For policymakers tracking India’s urban mobility challenge, the latest push by NITI Aayog offers more than a routine transport reform headline. Yes, the focus is on bringing order to e-rickshaws, tempos, and other last-mile services, but the real story lies beneath—an overburdened informal network filling systemic gaps, underperforming metro systems struggling with weak connectivity, and a fragmented urban transport architecture that breaks at the first and last mile. These are not isolated inefficiencies; they reveal a structural mismatch between infrastructure creation and actual commuter needs. Is India simply trying to regulate a chaotic but functional system, or confronting a deeper mobility crisis rooted in planning gaps and policy neglect? In this Vishleshan, we decode the last-mile transport puzzle, unpack three critical layers of dysfunction, and examine the framework needed to make India’s urban journeys truly seamless.
Context: India’s urban mobility system is growing, but not evenly. In most cities, especially tier-II, tier-III, and smaller towns, people depend on e-rickshaws, tempos, shared autos, and minibuses to complete the journey that buses and metros do not fully cover. Mint reports that NITI Aayog is now working on a national framework for first- and last-mile mobility because this informal layer has become too large to ignore. Most city commutes in India do not end at the metro gate or bus stop; they begin again there.Link to the Article:
India has built pieces of urban transport, but not the full journey. India has invested in metro rail and other formal systems, but those systems often stop short of where commuters actually begin or end their trips. That gap is then filled by informal transport, which is fast, cheap, and accessible, but weak on standards, safety, route discipline, and planning. The transport problem is not one of availability alone; it is one of coordination across the whole journey.
The article cites an estimated 200–300 million Indians depend heavily on privately run rickshaws, tempos, and minibuses for last-mile mobility. It also notes that government-run systems are available in only 66 of 496 Indian cities with populations above 100,000, which explains why informal networks dominate so many urban centres. For the commuter, this means the difference between a metro that is technically available and a metro that is actually usable.
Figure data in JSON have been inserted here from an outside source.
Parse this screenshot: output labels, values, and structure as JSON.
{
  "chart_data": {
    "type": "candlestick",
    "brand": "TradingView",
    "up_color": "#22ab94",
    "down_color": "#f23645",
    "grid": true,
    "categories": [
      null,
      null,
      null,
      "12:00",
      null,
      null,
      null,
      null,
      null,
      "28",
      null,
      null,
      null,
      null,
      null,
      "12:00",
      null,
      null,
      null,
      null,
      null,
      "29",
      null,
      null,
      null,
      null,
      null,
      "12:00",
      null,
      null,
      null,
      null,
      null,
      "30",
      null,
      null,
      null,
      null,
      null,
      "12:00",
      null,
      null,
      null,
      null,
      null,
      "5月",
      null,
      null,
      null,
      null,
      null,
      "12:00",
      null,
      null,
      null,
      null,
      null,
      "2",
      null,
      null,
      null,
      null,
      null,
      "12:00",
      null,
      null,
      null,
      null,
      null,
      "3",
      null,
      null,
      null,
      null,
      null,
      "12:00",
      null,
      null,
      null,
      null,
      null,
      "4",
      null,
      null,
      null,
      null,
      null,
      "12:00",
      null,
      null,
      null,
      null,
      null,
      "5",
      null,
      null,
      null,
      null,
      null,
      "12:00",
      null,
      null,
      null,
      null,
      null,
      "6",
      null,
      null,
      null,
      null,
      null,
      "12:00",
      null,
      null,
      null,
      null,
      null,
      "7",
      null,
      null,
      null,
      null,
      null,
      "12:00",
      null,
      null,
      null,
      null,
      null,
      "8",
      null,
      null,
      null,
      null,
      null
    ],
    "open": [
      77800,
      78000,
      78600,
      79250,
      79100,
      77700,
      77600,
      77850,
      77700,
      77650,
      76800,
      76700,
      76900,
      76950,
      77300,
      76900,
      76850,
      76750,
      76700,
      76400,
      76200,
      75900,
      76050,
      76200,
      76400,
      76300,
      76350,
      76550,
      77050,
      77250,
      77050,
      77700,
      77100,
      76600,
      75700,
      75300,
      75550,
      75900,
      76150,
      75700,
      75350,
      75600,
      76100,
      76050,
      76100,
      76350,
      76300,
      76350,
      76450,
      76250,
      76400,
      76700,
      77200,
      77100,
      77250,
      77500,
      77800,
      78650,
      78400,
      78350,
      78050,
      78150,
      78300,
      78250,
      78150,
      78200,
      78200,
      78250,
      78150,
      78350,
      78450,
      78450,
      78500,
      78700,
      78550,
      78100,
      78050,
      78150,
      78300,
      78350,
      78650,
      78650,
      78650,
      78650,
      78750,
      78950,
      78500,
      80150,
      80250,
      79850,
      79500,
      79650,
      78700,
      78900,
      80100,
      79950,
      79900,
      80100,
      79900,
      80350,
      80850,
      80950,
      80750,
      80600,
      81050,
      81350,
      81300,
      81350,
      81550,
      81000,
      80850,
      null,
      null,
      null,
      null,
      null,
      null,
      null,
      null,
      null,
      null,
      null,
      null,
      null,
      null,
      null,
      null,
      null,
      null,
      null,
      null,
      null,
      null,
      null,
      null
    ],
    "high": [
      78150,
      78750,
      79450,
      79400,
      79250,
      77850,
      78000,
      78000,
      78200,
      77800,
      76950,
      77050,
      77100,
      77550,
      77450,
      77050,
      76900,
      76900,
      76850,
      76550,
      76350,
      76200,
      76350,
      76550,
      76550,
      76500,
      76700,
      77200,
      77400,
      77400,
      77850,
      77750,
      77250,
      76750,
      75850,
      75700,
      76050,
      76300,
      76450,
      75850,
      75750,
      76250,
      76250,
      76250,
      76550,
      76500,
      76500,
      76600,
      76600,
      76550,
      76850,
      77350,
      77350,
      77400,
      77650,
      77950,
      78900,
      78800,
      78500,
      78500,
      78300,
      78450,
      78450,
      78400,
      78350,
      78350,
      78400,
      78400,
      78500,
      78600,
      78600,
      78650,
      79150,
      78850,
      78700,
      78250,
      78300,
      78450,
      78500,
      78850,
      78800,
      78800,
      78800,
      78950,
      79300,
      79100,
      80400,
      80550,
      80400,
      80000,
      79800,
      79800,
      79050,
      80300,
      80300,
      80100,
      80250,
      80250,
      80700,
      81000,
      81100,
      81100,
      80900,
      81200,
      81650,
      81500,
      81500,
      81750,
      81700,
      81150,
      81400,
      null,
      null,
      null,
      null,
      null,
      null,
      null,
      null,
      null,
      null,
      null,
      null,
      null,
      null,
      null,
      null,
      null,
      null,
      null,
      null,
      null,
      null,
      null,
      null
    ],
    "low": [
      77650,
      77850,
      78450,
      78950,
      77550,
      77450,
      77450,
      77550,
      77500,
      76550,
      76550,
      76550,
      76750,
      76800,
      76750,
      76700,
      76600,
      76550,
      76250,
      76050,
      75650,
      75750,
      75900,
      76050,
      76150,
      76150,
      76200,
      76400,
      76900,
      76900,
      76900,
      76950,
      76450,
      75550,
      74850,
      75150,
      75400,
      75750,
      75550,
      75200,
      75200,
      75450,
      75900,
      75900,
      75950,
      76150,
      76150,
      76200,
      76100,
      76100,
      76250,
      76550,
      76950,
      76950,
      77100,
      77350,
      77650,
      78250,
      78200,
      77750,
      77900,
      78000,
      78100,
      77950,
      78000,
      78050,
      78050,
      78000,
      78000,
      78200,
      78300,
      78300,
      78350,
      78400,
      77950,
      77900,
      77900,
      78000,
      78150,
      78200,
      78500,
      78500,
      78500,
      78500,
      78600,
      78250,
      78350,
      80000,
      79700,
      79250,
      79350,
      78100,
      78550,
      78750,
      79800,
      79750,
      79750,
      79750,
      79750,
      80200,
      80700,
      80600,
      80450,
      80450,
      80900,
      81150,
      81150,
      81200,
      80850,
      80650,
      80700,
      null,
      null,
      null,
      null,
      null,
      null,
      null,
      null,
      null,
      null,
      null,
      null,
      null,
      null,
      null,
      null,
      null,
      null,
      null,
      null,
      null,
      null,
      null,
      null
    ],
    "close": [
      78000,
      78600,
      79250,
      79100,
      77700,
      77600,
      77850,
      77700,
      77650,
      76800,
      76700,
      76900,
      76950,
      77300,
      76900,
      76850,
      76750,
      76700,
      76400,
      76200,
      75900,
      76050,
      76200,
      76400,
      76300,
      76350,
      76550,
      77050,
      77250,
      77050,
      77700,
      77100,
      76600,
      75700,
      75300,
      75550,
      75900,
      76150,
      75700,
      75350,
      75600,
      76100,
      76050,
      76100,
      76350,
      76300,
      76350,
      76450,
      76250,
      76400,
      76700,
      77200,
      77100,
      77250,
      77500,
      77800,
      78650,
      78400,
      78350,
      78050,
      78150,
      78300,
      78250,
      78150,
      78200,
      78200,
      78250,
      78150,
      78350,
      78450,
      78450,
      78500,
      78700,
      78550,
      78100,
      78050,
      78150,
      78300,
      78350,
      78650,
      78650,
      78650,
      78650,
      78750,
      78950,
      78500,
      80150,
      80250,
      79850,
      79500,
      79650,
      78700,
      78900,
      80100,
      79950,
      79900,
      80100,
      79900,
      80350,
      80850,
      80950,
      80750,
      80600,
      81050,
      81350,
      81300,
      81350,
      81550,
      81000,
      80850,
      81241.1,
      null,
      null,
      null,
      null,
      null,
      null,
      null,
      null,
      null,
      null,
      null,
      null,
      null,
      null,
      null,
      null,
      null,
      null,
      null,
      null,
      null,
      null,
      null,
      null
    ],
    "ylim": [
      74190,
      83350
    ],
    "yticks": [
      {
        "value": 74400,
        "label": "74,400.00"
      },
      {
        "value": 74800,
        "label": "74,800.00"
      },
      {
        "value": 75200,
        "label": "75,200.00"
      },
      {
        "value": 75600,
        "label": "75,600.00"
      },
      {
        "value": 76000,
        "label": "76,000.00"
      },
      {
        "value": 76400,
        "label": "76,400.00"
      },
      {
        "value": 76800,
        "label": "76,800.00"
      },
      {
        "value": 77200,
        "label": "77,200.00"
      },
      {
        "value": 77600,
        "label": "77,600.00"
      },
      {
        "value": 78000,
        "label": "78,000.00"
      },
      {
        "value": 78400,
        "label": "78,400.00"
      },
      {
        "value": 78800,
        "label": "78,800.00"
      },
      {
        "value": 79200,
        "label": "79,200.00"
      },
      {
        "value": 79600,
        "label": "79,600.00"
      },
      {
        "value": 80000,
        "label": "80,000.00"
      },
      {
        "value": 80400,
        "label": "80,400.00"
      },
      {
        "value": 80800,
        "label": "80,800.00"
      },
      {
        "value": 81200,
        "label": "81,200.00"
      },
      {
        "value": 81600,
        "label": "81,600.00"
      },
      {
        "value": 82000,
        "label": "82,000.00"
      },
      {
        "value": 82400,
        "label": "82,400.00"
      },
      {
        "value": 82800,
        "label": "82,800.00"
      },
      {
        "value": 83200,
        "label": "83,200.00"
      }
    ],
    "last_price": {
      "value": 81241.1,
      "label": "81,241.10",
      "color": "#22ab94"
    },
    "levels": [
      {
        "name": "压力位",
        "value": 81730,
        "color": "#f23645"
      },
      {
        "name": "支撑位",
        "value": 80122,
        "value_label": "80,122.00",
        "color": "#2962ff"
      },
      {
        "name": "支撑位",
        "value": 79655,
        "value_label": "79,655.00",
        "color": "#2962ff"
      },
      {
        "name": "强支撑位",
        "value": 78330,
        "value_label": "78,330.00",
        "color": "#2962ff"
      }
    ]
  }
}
The story shows that last-mile transport is doing three jobs at once. It is moving people, absorbing unmet demand, and supporting livelihoods. That is why any reform has to be careful: regulating the sector too aggressively could reduce mobility access for commuters and economic stability for drivers. At the same time, leaving the sector unmanaged keeps cities trapped in congestion, pollution, and unsafe boarding patterns.
Weak last-mile mobility pushes commuters toward private vehicles, and that in turn worsens congestion, emissions, and travel time. Congestion lowers productivity, private vehicle dependence increases, and pollution worsens because cities do not offer a smooth alternative to cars and two-wheelers. It also suggests that metro rail, which was supposed to be a mass transit backbone, is operating below its potential because feeder connectivity is weak.
A 2023 IIT Delhi study cited in the article found that Indian metro systems were only at 25–35% of projected ridership, which reinforces the point that the problem is not just metros themselves but the ecosystem around them.
This is where the policy challenge becomes delicate. A framework for paratransit can bring order, but it must not destroy the economic logic of the service providers who keep the system working. Experts quoted in the article argue for regulated boarding and deboarding points, vehicle standards, and better integration with transit hubs rather than a blunt crackdown. The right policy should formalise the system without making it inaccessible, unaffordable, or unviable.
A useful national framework should do more than regulate vehicles. It should define boarding zones, route logic, vehicle standards, registration norms, and transit integration rules. It should also recognise that different cities will need different solutions depending on density, transit coverage, and local travel patterns. Most importantly, it should keep the service affordable and preserve operator livelihoods while improving order and safety.
Three things will tell us whether this turns into a real reform. First, whether NITI Aayog gives cities a practical way to connect paratransit with metros and buses. Second, whether the rules are strong enough to improve safety and order without making the service hard to run. And third, whether the final policy treats e-rickshaws and tempos as part of the transport system, instead of treating them like a problem to be pushed aside.
This is not just a transport story. It is really about whether India can bring a huge informal system into the formal policy frame without disrupting the daily travel of millions. Done well, it could reduce congestion, improve air quality, make commutes smoother, and help public transport work better. Done badly, it will only add more rules to a system that still fails people at the point where they need it most.